Ma tra il comprare poco e il comprare troppo c’è la terza via. In Inghilterra già da qualche anno stanno riscuotendo molto successo le iniziative grazie alle quali viene messo in vendita a prezzi simbolici il cibo appena scaduto. Una vera festa per chi non arriva a fine mese, con praticamente zero rischi che quella scatoletta da cucinare la sera stessa sia immangiabile. Questo succede perché i margini di cautela riportati in quelle cifre che indicano la scadenza sono molto stretti, un filo troppo. Il che significa in sintesi: il cibo scaduto è ancora buono. Il sito Quartzy ha indagato sui diversi significati delle voci che si presentano nelle varianti: “confezionato il”, “scade il”, “da usare entro” e ha scoperto che anche la poca chiarezza fra queste alternative spinge i consumatori a gettare via un prodotto persino quando è ancora perfetto per legge. A parte l’errore matematico, non tutti sanno che queste diciture, in realtà, indicano solo entro quando il prodotto mantiene il profumo e il sapore del momento in cui è stato confezionato. Non diventa veleno. Non ci ammaleremo di botulino. Se, ad esempio, il nostro pacchetto di pasta o di riso è stato tenuto in luogo fresco e asciutto, nel buio della dispensa, in confezione chiusa e non è stato attaccato dalle famigerate farfalline, è ottimo anche oltre quella data.
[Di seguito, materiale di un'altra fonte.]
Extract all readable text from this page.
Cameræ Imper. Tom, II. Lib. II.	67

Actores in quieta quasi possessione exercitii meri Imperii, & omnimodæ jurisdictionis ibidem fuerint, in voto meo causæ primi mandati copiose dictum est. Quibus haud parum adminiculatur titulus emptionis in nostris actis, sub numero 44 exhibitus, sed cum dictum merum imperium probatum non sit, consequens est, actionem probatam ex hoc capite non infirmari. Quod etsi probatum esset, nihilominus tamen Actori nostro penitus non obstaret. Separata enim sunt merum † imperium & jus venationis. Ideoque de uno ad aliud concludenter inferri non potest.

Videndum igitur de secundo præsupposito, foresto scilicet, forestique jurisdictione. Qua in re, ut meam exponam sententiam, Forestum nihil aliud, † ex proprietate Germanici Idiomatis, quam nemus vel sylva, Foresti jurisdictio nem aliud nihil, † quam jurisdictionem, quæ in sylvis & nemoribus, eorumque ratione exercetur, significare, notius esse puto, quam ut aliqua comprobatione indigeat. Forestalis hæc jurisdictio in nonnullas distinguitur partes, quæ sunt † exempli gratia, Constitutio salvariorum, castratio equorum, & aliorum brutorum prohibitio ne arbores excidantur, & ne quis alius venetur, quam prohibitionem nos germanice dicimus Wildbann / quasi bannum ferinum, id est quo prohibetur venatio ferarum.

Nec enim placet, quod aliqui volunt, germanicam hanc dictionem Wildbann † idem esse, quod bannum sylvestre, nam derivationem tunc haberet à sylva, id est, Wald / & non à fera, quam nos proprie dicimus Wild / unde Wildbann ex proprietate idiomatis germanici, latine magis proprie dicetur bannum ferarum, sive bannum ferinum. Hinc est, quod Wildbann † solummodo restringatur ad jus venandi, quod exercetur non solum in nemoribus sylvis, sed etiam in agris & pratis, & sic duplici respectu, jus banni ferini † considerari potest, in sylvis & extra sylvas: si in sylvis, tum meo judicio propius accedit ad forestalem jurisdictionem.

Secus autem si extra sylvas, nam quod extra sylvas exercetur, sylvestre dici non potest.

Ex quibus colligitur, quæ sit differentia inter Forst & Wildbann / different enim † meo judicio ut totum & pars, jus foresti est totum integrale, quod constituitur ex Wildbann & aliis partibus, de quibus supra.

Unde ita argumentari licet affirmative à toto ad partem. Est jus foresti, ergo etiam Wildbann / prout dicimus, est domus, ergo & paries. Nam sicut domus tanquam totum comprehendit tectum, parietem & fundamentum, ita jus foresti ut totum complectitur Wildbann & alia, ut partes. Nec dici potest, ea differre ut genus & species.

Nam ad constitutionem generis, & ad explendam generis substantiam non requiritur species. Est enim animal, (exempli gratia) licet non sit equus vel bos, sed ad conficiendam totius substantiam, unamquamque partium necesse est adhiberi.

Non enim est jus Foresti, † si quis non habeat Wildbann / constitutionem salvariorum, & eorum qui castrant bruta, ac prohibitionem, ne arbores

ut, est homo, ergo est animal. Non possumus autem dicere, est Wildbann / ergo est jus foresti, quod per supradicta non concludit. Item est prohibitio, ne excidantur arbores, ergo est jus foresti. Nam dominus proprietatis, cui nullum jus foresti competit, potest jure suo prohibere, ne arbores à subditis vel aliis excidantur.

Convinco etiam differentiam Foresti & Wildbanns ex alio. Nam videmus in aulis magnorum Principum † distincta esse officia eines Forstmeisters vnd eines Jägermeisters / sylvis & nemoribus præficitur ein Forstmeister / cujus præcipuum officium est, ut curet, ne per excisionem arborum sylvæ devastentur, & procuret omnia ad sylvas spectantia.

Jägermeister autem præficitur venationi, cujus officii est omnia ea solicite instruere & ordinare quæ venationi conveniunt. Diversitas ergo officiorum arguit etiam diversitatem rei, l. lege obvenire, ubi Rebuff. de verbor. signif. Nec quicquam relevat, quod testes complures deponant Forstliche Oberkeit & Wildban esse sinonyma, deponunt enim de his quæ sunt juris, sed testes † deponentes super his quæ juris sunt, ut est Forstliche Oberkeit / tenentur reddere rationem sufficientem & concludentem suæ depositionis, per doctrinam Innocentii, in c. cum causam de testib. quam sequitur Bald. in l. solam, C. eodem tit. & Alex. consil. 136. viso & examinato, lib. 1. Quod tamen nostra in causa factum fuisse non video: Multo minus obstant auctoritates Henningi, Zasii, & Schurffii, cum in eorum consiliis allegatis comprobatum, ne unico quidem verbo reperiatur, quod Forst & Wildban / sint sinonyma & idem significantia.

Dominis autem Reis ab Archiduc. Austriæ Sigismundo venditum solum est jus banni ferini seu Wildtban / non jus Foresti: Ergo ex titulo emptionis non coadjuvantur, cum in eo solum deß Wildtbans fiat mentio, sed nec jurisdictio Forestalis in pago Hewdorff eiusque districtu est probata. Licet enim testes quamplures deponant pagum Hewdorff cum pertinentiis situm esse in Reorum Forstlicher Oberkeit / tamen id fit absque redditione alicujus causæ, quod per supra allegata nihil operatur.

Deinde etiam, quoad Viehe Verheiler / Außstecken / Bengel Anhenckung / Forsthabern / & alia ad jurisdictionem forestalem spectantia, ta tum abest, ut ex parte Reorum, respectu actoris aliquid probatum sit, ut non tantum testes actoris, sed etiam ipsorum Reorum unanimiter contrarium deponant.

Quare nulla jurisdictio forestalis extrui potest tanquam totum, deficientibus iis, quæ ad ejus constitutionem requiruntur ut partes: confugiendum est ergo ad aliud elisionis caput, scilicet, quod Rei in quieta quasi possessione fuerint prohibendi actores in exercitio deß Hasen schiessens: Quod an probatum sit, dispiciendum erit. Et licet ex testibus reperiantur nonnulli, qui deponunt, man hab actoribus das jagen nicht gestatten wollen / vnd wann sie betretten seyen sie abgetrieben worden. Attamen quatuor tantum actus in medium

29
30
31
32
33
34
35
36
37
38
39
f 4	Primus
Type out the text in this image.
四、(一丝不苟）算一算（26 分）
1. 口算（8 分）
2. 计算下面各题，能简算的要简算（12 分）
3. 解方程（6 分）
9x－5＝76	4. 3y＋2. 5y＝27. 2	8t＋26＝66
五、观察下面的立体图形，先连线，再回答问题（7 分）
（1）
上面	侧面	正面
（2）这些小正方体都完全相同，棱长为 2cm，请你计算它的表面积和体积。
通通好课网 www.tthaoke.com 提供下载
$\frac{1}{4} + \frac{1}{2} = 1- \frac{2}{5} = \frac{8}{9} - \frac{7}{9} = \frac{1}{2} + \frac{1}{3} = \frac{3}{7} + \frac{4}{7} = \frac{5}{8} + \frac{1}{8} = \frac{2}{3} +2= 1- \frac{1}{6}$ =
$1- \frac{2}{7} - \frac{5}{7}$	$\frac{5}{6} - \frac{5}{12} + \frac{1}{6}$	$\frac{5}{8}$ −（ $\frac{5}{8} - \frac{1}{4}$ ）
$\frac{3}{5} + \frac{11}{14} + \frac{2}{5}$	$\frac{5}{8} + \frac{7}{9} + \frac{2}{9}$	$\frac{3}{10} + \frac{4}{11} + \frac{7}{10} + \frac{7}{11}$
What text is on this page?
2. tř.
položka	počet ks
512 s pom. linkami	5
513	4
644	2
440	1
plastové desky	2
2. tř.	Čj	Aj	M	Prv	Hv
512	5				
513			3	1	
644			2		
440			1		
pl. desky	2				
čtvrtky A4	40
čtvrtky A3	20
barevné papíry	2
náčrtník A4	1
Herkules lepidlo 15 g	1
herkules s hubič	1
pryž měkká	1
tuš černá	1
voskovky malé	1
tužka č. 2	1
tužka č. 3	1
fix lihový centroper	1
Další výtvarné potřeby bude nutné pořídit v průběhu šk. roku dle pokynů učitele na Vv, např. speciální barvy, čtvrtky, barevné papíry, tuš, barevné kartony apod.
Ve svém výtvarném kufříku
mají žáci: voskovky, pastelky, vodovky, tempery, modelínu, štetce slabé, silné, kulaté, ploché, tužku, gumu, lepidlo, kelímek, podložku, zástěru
Quand’è che un alimento diventa davvero pericoloso, allora? Quando viene contaminato. Una confezione di pesce surgelato, che è rimasta sempre nel surgelatore e sotto la linea massima di storaggio, è okay anche se scaduto. Non è lo stesso se viene scongelato, perché diventa subito facile preda dei batteri che si muovono ovunque, anche sulle nostre mani e sui lavandini. A volte nemmeno l’odore diverso del cibo è veramente indicativo del suo stato, ma magari su questo è meglio non rischiare. Se in casa abbiamo un barattolo di fagioli scaduto da due mesi, no, non è detto che sia andato a male, più probabile il contrario, e possiamo mangiarlo senza sentirci i protagonisti del romanzo catastrofista La strada di Cormac McCarthy. Poco convinti? Eppure della questione, oltreoceano, se ne sta occupando in modo sensibile la Food and Drug Administration, il potente organo che certifica i prodotti americani, i cui vertici sono talmente convinti di quello appena detto, che si stanno adoperando perché al più presto l’unica dicitura sulle confezioni sia “meglio consumare entro”. Per intendere che fino a quella data il prodotto sarà più profumato, forse più appetitoso. E se si va oltre quel giorno, non c’è da aver più paura di mangiarlo. Magari si condirà solo un po’ di più.